Ieri sera, 25 aprile, dopo le 20,00 nella Basilica di San Pietro, è stata chiusa la bara con le spoglie di Papa Francesco. La celebrazione, svolta in forma privata, è stata presieduta dal cardinale camerlengo Kevin Farrell. L’arcivescovo Diego Ravelli, ha letto il “rogito”, che è stato deposto nel feretro, in ricordo perenne della vita e delle opere compiute dal Pontefice, sul cui volto era stato adagiato un velo bianco simbolo di purezza. La notte è trascorsa tra le preghiere e la veglia, in attesa dei funerali che si stanno svolgendo questa mattina, con la bara posata in terra sul sagrato di San Pietro. È stato un cerimoniale complesso che ha posto a sinistra della piazza più di mille tra cardinali e presbiteri, mentre a destra ha collocato i più grandi leader del mondo: 50 Capi di Stato e di Governo, tra cui il presidente dell’Argentina, Javer Milei; i sovrani del Belgio, di Spagna, della Danimarca giunti ad onorare il “Papa degli ultimi”. Impossibile citare tutti; sono naturalmente presenti anche il nostro presidente Sergio Mattarella e la premier Giorgia Meloni. Non mancano alcuni familiari del Papa.
Siamo di fronte a un evento straordinario, con più di 200 mila persone giunte a Roma. Moltissimi i giovani arrivati da ogni parte del mondo, per partecipare al “Giubileo degli adolescenti” che Padre Bergoglio avrebbe dovuto celebrare domani. È stata predisposta una macchina della sicurezza gigantesca; ci sono seimila uomini e diversi corpi speciali tra cielo e terra, nonché la protezione civile, che ora stanno garantendo la sicurezza di 250 mila persone presenti ai funerali.

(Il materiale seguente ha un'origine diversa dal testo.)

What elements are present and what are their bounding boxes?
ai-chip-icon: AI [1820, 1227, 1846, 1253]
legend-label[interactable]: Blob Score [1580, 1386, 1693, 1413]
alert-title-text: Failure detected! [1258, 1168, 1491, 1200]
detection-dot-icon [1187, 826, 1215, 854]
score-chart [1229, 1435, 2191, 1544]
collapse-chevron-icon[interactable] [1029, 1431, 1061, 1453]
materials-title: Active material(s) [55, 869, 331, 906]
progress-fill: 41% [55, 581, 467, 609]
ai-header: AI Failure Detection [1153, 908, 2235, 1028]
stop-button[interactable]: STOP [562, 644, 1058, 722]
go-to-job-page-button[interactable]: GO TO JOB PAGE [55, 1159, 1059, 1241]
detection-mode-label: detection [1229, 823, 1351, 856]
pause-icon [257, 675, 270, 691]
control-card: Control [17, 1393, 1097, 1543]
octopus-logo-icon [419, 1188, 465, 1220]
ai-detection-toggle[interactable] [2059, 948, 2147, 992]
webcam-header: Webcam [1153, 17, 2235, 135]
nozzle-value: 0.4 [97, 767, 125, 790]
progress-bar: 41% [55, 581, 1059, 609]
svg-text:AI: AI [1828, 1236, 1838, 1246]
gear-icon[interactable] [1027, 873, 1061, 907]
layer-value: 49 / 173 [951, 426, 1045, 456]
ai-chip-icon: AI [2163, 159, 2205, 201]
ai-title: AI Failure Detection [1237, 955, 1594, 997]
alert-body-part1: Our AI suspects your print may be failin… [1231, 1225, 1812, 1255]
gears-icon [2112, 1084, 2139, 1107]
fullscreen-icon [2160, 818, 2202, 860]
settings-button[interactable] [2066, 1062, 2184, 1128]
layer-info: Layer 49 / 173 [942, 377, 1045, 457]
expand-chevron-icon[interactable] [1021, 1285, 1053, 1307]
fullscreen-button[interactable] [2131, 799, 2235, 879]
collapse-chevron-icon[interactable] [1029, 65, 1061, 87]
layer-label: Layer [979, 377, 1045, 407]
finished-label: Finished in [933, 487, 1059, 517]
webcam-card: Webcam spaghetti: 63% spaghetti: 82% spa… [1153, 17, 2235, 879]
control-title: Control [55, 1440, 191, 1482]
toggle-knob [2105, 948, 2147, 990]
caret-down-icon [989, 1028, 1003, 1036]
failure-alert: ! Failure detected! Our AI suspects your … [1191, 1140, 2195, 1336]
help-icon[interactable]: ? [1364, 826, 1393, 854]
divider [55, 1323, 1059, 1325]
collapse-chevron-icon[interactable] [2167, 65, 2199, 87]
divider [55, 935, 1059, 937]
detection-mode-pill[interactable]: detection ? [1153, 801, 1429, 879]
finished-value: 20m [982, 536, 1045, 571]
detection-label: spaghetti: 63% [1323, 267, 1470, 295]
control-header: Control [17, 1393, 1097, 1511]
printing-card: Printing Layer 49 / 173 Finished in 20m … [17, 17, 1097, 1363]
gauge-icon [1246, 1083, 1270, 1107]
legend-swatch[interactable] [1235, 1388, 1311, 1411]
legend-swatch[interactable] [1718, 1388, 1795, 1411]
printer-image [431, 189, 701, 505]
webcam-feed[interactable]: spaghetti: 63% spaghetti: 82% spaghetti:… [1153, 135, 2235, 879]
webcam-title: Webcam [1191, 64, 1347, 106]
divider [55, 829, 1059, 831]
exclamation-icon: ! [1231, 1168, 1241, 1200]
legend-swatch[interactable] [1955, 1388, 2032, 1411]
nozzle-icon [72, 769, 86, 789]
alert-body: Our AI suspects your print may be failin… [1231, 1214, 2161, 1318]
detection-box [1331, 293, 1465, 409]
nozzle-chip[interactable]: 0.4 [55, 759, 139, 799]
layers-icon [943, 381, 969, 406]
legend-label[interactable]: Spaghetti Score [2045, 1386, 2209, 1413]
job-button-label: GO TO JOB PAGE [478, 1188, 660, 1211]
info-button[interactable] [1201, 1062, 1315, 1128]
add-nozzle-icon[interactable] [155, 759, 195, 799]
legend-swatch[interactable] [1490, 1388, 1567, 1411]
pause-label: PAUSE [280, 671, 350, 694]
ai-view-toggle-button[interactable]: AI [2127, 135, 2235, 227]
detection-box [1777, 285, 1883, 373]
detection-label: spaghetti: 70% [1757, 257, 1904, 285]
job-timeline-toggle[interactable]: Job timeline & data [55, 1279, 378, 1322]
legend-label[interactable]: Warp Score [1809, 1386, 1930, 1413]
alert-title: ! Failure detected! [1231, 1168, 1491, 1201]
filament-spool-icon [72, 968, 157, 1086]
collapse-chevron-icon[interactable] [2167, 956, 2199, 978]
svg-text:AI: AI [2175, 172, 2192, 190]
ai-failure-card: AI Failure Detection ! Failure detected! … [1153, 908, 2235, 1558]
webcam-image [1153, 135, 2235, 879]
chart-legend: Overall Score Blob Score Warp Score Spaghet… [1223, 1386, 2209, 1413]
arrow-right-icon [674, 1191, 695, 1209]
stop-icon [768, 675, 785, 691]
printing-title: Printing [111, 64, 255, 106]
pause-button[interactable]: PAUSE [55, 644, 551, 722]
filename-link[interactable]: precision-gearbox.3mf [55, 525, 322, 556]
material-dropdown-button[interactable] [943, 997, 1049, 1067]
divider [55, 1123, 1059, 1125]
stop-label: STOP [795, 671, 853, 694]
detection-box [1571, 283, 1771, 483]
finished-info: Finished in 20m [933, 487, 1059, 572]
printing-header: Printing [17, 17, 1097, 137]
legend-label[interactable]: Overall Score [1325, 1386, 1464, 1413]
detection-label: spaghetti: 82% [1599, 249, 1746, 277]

Umile tra gli umili tale fu Papa Jorge Mario Bergoglio, Pontefice dal 2013 al 2025, che fu il primo a scegliere il nome di Francesco, come il poverello di Assisi.
Un Papa umile che ha voluto una bara semplice, abiti umili per essere sepolto, non come sovrano ma da “pastore”; umili le scarpe che aveva scelto di calzare, le stesse scarpe ortopediche nere che utilizzava a Buenos Aires. Lo ricorderemo come il Papa della gente, il Papa di tutti, attento al nuovo che avanza e in grado di affrontare i problemi del nostro tempo con un linguaggio capace di rompere i muri di inimicizia tra i popoli, capace di raggiungere in modo immediato il cuore di tutti. È ancora troppo presto per trarre deduzioni, per comprendere se il Pontefice sia riuscito a compiere il miracolo della riappacificazione, ma le immagini tra il presidente americano Donald Trump e il presidente ucraino Volodymyr Zelens’kyj, fanno ben sperare mentre sono fotografati all’interno della Basilica, seduti faccia a faccia, a colloquio, da soli e senza interpreti; come pure fa sperare la foto che ritrae fuori della Basilica, il presidente francese Emmanuel Macron, il primo Ministro del Regno Unito, sir Keir Starmer, insieme ai presidenti D. Trump e V. Zelens’kyj, sono in quattro, stanno colloquiando anch’essi da soli e senza interpreti; non da meno è il valore della stretta di mano scambiata tra D. Trump e Ursula von der Leyen, presidente del Parlamento europeo, anch’essa fa sperare in un riavvicinamento America-Europa. Non è mancato un incontro tra Donald Trump e la premier Giorgia Meloni. Anche gli incitamenti alla pace provenienti dalla piazza, tutto fa sperare in un riavvicinamento tra leader per realizzare quella pace tra i popoli tanto implorata dal Pontefice.
Al termine della cerimonia, il feretro adagiato su un’auto scoperta è stato trasportato, con un lungo corteo, verso la basilica di Santa Maria Maggiore dove avverrà, in modo riservato, la tumulazione. Fu Papa Francesco che scelse di essere tumulato in questa Basilica perché, come lui stesso disse, glielo aveva “suggerito” la Madonna di cui era un grande devoto. Lì ora lo stanno attendendo come lui desiderava le persone più umili, gli emarginati, i migranti, i carcerati, i senzatetto.
Papa Francesco è stato il 266° Papa, siamo certi che la sua memoria rimarrà nei nostri cuori, in quelli della Chiesa e dell’umanità.